Выбрать главу

Характер режима, установившегося в 90-е годы в России, следует определить как тиранию — власть немногих (олигархия), помноженную на тотальное беззаконие. В следующее десятилетие этот режим не претерпел существенных изменений. Более того, он окончательно утвердил легальность капиталов, приобретенных криминальным путем. Поэтому ранее скрытые миллиардеры стали открыто демонстрировать свое богатство, образовавшееся в результате невиданного в истории человечества грабежа собственной страны.

Можно ли что-то противопоставить «железным законам», по которым Россия получила антинародный политический режим и антинациональные имущественные «верхи»? В этой книге мы не разрешаем этот вопрос, затрагивая его только в заключении. Автор представляет лишь очерк истории 90-х годов, которые ему пришлось прожить, участвуя во многих событиях и анализируя их. Дело в том, что многие документы и высказывания известных лиц тех лет забываются. Однако, думается, стоит сохранить их для истории. Хотя действующие лица и обстоятельства с течением времени подавляющим большинством будут забыты, но общее представление о 90-х годах XX века должно быть выстроено правильно. Этому и служит книга, представленная читателю к 20-летию разрушения целостности нашей страны в результате государственного переворота, совершенного Ельциным и его сторонниками в 1991 году.

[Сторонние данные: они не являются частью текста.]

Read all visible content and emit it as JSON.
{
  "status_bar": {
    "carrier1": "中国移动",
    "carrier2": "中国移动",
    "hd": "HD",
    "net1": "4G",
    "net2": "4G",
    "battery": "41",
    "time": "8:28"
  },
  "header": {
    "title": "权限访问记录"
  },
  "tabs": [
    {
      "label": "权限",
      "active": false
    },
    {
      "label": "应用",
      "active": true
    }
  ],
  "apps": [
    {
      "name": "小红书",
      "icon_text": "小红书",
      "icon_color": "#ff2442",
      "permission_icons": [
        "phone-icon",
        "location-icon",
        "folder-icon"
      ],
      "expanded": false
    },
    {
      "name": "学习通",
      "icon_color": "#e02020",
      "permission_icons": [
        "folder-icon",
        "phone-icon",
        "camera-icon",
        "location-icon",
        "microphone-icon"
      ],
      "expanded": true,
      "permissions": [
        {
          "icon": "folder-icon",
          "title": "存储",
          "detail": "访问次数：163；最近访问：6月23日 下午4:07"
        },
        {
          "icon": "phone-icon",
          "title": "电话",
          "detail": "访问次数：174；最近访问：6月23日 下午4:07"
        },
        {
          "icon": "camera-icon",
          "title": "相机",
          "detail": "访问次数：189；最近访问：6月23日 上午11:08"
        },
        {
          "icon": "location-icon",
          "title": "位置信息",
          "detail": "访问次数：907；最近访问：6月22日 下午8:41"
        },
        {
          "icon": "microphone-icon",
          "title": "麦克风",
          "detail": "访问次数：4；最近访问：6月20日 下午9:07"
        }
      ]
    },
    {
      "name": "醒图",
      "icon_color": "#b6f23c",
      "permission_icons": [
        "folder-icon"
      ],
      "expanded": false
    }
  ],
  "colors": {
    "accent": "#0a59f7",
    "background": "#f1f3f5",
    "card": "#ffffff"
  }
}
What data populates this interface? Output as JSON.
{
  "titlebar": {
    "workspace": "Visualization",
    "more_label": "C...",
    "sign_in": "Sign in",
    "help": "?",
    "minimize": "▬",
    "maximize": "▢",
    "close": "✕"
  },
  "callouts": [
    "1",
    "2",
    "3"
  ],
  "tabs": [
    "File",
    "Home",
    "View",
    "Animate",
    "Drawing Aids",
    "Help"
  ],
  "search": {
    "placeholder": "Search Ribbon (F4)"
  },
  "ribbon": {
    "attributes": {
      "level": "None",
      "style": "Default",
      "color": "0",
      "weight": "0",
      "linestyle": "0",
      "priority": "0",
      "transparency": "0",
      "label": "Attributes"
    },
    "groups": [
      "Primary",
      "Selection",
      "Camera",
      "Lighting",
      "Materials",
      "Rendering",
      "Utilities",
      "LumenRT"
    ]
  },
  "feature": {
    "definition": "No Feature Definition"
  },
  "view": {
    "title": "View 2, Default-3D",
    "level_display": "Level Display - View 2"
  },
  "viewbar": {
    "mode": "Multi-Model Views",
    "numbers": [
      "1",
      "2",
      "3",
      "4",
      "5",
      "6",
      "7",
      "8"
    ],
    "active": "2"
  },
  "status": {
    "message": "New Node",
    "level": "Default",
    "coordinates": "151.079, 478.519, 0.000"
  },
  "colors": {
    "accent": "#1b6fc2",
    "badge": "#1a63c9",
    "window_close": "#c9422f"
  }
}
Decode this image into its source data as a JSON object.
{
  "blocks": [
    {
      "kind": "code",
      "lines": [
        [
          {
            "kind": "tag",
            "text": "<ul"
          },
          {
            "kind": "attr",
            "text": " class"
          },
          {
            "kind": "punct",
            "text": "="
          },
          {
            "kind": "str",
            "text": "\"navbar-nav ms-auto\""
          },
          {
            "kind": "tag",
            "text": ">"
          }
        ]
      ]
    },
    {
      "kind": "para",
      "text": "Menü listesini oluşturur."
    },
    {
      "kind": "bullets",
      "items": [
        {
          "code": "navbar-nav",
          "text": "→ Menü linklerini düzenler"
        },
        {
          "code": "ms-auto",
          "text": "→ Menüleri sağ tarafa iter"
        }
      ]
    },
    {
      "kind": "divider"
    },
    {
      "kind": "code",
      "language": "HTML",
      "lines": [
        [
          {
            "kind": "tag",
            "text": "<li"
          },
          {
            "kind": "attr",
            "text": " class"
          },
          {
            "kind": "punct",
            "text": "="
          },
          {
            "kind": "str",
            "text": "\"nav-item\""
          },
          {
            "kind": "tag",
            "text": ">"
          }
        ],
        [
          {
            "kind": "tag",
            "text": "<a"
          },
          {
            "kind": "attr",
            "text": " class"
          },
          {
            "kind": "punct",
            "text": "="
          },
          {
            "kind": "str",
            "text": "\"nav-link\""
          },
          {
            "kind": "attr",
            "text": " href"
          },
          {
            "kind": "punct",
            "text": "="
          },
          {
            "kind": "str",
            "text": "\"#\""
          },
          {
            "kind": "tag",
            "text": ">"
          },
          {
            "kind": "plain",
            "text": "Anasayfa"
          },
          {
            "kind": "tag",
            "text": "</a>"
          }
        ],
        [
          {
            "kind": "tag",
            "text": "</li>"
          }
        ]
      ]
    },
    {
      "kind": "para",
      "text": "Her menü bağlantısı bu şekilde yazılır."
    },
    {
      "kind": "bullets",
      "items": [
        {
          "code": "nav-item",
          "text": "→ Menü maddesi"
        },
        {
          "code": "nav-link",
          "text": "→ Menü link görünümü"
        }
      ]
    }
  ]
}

Понимание происшедшей с Россией трансформации — один из шагов к тому, чтобы выйти на путь избавления от олигархии и утверждения национальной власти. Что и является, по мнению автора, главной целью и задачей всех патриотических сил страны.

ПРОГРАММЫ И ВЗГЛЯДЫ ЕЛЬЦИНИСТОВ

Финал 80-х годов — это бурлящие собрания интеллигенции во всех аудиториях, которые только можно было задействовать. Салтыков-Щедрин писал о подобной обстановке, возникшей в русском обществе, дорвавшемся до образования, но еще не способного к здравомыслию: «Кого ни послушаешь, все на что-то негодуют, жалуются, вопиют. Один говорит, что слишком мало свобод дают, другой, что слишком много; один ропщет на то, что власть бездействует, другой — на то, что чересчур достаточно действует; одни находят, что глупость нас одолела, другие — что слишком мы умны стали; третьи, наконец, участвуют во всех пакостях и, хохоча, приговаривают: ну где такое безобразие видано?! Даже расхитители казенного имущества — и те недовольны, что скоро нечего расхищать будет».

Где бы ни собирались «демократы» — набивались полные залы. Преимущественно это кипение разума возмущенного происходило в Москве, в аудиториях московских вузов. Но казалось, что сотрясается все страна. Московская интеллигенция валом валила на собрания, которые казались каким- то откровением, прорывом к информации, доселе недоступной, приобщением к творящейся на глазах истории.

Сегодня мало кто помнит, что тогда говорили «демократы», чего требовали, чего обещали на случай прихода к власти. Собственно, о власти они и не мечтали. СССР и при нарастающем хаосе оставался незыблемым, поскольку подавляющее большинство народа хоть и липло к телеэкранам, где начали транслировать политические спектакли, но все же не помышляло о том, что страну можно расчленить или отдать власть в руки вот этим горлопанам. То же самое было и в элите: там, где знали, сколь тяжко нести ответственность власти, никто не рассматривал Ельцина, Гавриила Попова или Собчака как потенциальных властителей. В них видели разве что инструмент для снятия устаревшей и нетворческой «верхушки» КПСС.

Так о чем же вещали «демократы», внезапно получившие всеобщую известность — сначала по публикациям, а с 1989 года — по трансляциям Съездов народных депутатов?

Главное, на чем строился теневой интерес слоя политиков, возникшего из тусовок неформалов и «демо-коммунистов», — это реформа государственной власти, способная перераспределить властные полномочия и хотя бы слегка расчистить иерархическую пирамиду. Но в 1989–1990 годах этот вопрос еще не был основным, о разрушении государственного единства и системы хозяйственного управления еще никто не помышлял. Правда, КГБ уже был сориентирован на изменников, которым позволялось говорить все, что угодно. Но за прямые призывы к разрушению страны еще можно было если не угодить за решетку, то заслужить всеобщее презрение. Народ хотел иной жизни — более свободной, но вовсе не собирался разрушать свой дом.